Contractile ring constriction is inhibited in bru mutant
spermatocytes. (A) Phase-contrast images of early spermatids in
bruZ3358/CyO (bru/+) and
bruZ3358/Df(2L)pr2b (bru) testes from
males raised at 29°C. CyO is a balancer chromosome that provides
wild-type bru function, and Df(2L)pr2b is a deficiency that
deletes bru. Note that testis squash preparations typically disrupt
the plasma membrane separation between early spermatids. Arrowheads indicate
MDs and arrows indicate nuclei. Scale bar: 20 μm. (B) Percentages of early
spermatids with 1, 2, 4, 8 or 3 nuclei per MD from
bruZ3358/+ and
bruZ3358/Df(2L)pr2b males raised at the indicated
temperatures.

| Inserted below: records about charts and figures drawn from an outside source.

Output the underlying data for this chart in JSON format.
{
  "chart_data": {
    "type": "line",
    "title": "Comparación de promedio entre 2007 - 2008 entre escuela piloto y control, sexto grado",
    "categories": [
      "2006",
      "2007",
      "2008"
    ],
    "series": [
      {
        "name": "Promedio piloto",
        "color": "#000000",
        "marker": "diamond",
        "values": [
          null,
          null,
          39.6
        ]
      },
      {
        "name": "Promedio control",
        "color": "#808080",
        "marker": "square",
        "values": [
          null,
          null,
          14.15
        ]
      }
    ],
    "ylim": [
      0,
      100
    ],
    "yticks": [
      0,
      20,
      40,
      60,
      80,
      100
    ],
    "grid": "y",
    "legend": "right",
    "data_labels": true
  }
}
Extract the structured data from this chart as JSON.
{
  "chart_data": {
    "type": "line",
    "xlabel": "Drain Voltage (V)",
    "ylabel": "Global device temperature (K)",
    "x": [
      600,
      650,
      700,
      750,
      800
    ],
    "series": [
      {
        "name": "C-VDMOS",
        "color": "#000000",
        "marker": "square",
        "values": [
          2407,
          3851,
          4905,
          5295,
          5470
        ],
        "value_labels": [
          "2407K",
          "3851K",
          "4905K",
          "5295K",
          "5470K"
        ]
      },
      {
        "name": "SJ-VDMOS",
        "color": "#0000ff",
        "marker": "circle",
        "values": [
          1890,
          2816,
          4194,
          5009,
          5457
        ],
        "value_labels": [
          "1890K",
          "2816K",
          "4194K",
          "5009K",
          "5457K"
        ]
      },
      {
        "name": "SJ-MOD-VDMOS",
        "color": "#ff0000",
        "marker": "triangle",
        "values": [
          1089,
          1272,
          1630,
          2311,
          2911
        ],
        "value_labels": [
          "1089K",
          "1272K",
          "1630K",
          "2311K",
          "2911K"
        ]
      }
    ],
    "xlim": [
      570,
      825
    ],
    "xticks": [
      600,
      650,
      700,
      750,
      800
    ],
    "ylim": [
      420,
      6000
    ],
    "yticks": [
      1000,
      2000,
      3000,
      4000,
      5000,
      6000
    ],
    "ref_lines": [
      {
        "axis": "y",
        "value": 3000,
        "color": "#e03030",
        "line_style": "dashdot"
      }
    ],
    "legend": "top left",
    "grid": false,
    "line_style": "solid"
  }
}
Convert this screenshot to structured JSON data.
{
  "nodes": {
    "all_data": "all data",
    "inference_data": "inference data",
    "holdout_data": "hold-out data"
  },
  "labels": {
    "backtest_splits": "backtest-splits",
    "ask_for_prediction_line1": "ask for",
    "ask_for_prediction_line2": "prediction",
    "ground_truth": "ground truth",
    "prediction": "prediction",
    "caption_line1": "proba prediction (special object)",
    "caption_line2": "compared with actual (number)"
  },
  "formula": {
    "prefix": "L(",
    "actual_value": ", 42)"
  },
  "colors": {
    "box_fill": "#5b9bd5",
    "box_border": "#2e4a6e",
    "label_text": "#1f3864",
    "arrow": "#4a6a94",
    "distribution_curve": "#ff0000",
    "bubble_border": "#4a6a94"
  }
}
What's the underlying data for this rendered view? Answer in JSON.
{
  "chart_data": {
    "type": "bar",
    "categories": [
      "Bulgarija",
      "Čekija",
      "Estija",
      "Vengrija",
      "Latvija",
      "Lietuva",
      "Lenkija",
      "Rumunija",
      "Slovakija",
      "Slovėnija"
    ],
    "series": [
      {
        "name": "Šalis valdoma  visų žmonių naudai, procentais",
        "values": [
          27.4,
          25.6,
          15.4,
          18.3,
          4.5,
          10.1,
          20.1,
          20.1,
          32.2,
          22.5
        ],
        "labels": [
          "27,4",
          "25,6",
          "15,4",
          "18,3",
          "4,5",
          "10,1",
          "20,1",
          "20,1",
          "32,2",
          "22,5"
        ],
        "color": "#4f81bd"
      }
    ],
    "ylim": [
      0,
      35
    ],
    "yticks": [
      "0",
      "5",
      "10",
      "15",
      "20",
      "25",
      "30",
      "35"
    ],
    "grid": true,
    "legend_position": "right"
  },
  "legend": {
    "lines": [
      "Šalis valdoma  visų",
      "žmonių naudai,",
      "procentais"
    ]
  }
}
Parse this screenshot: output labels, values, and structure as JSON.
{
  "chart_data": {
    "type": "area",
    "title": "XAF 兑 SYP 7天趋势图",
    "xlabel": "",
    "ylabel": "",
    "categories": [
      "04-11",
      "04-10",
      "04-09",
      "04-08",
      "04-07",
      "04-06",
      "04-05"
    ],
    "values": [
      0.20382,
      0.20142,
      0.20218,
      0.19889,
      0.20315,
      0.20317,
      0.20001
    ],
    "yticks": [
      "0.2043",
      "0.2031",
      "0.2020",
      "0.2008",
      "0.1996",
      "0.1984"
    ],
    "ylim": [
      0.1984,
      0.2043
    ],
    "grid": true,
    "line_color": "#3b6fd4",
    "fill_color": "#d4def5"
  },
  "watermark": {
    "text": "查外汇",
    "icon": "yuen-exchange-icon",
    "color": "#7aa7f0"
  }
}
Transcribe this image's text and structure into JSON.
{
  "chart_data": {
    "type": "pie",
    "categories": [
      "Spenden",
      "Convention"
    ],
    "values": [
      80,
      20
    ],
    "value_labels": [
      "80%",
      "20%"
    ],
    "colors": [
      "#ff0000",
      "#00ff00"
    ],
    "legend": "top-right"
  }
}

N, total number of spermatids counted. (C) Behavior of
contractile rings labeled with RLC-GFP in wild-type and bru mutant
spermatocytes. Selected frames from supplementary material Movies 1 and 2
showing wild-type (+/+) and bruZ3358/Df(2L)pr2b
(bru) spermatocytes raised at 25°C. Spermatocytes were imaged for
30 minutes starting from late anaphase. The numbers at the bottom of each
frame indicate time elapsed from the beginning of imaging. In the wild type,
the RLC-GFP ring constricts fully. By contrast, the RLC-GFP ring in the
bru mutant spermatocyte undergoes only slight constriction and
eventually breaks down. Scale bar:10 μm.